What is new are Germany’s measures to help small businesses and self-employed workers, who can now receive direct grants from federal and state programmes. Unlike the 2008/09 financial crisis, which at first hurt banks and several major companies, the economic shutdown precipitated by the coronavirus pandemic affects everyone straight away.

Another new development is that the federal government is keeping open the option of partly nationalising large companies. During the financial crisis, Germany took this step only in the banking sector, as it did with Commerzbank. Now it is considering the purchase of ownership stakes in companies selling real-sector goods and services. The recently established Economic Stabilization Fund reserves up to 100 billion euros for this purpose. The recovery of the post-crisis economy will much depend on companies’ levels of debt and state ownership; restructuring, at any rate, will be difficult. The crucial factor is how much capital each company receives and under what conditions. Experience from the financial crisis shows that a panel of experts tasked with the development of criteria for allocating funds and of plans for rolling back aid measures after the crisis may prove helpful in this respect.

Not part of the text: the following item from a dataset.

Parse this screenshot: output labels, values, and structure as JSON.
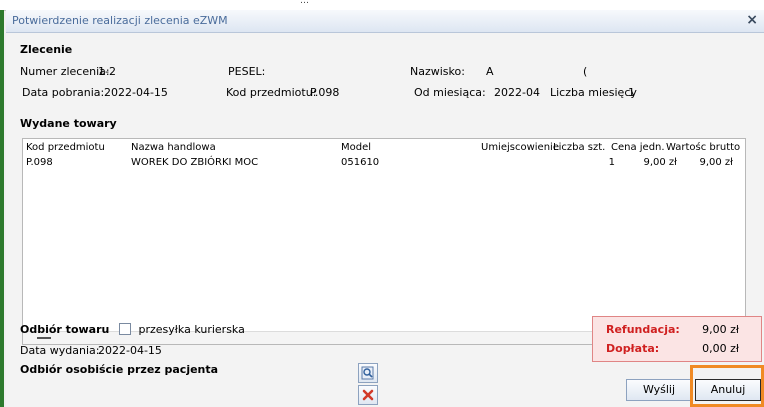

Europe has now come up with a joint response. At the European level, the ECB has massively expanded its bond-buying programme and has pumped extra liquidity into the banks. This will help Italy, Spain and other highly indebted countries get their interest rates under control. Increasing the European Investment Bank’s funds to provide loans for companies, and introducing a wage-subsidy scheme across Europe, are having a targeted effect in those regions that are particularly hard hit by the crisis. Furthermore, the European Stability Mechanism (ESM) is being activated to provide assistance to countries with high debt levels.

Now with the emergency measures underway, we can take a moment to look forward. The economy is now gradually reopening. Economic stimulus packages will be necessary, also at European level, but there is still time for that. A return to normal is not yet in sight.